Peter Pellegrini’s election as Slovakia’s President is being decried by the Brussels elite as yet another sign of supposedly worrying populism. Rather than decry his victory, they should be trying to understand why so many people across the European Union find this sort of politician so attractive.
It is not hard to find the answer if one wants. Current EU policies on a host of issues primarily benefit the educated, secular, and well-off. Those afflicted by this consensus have become restless as they see incumbent parties fail to deliver change or often even treat them with respect. Populism is not an aberration under those circumstances: it is the only logical course available.
This trend is not merely an Eastern European phenomenon. Portugal’s recent election saw the populist Chega nearly triple its share of the vote as the long dominant Socialists and Social Democrats dropped. Chega’s voters came from the same demographic groups that fuel populist parties elsewhere: the young, the less educated, and males. These Portuguese rationally concluded that only an outsider party could drive real change.
Pellegrini won in Slovakia because these voters are a clear majority. His opponent, Ivan Korcok, swept the Bratislava capital region by nearly a 2-1 margin. Korcok also carried Slovakia’s second largest city, Koslice, by a similar margin. Bratislava’s GDP per capita is more than 2.5 times that of the rest of the country, so it’s understandable why these voters did not want radical change. The rest of the country, which hasn’t benefitted as much from the last twenty years of EU membership, overwhelmingly backed Pellegrini.
These results are nearly identical to those found in much-maligned Hungary. Budapest is nearly three times as wealthy as measured in GDP per capita than anywhere else in the country. Not surprisingly, it is also the bastion of the opposition to Prime Minister Viktor Orban. Orban’s majorities, like Pellegrini’s, come from the much poorer countryside.
Citizens in places such as these are not benefitting as much from public or private investment. They are likelier to compete with immigrants for jobs, if migrants settle in the country. They also tend to be more socially conservative. It should not be surprising, then, that they reject EU policies that favour green growth over traditional industries; that are unwilling to just say no to migration; and which deride traditional mores as outdated if not wholly unacceptable.
Unwillingness to slow down the rate of change driven from Brussels is fuelling populism even in the more educated and prosperous nations in the Union. France has a similar economic profile to Hungary or Slovakia. The Paris region, the Ile de France, is nearly 60 percent wealthier than the next richest provinces and twice as wealthy as any other. It should not surprise, then, to learn that President Macron received his highest percentage in Ile de France, beating populist Marine Le Pen by nearly 3-1 there.
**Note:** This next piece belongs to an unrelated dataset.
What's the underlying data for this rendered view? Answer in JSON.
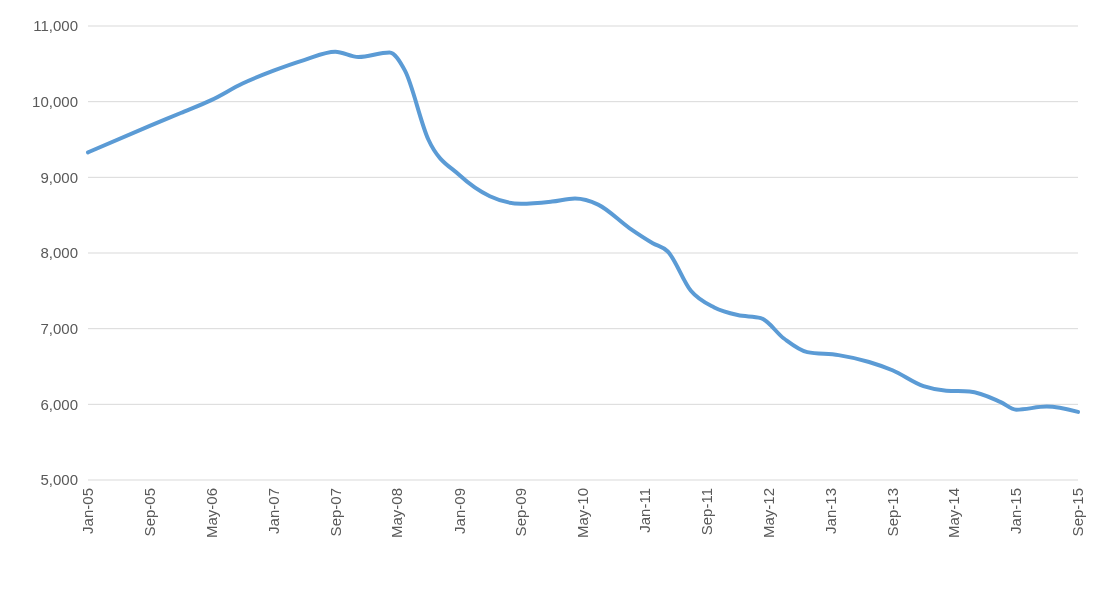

Macron won that race by 17 points because he also carried many poorer regions. But the most recent poll for the 2027 contest found that either LePen or her deputy, Jordan Bardella, would get 50 percent or more in a runoff against a leading candidate from Macron’s coalition. Those totals are nearly identical to those found in Hungary or Slovakia, where populist candidates or parties get slightly more than 50 percent.
Another recent poll shows that LePen draws support from the same demographics as populists elsewhere. She does best with employees and manual laborers and worst with managers and professional. She does best with the middle classes; support for her in the first-round drops to a mere 14 percent among French households earning over 5,000 Euros a month. Most importantly, her support is inversely related to educational attainment. She does best (52 percent) with the least educated and worst (13 percent) with the best.
Nor can the existing elites count on antipathy toward Russia to counter these developments except in nations directly threatened should Russia conquer Ukraine. It is evident that economically pressed, non-elite voters want their needs addressed and do not want them pushed aside to combat Russia. Whether that is right or not is immaterial; politics always teaches that perception matters more than logic.
These facts make two conclusions unavoidable. First, incumbent parties and the elites that back them must start to change the way they govern, incorporating key populist demands into their platforms, or they risk being pushed aside by the growing populist wave. Second, populists must adapt themselves the closer they get to power, making concessions as needed to ensure they have the popular backing to drive the change their countries and the EU need.
Change is coming to the EU, and it is not the change the Brussels elite want. The powers that be have only two choices: adapt or die.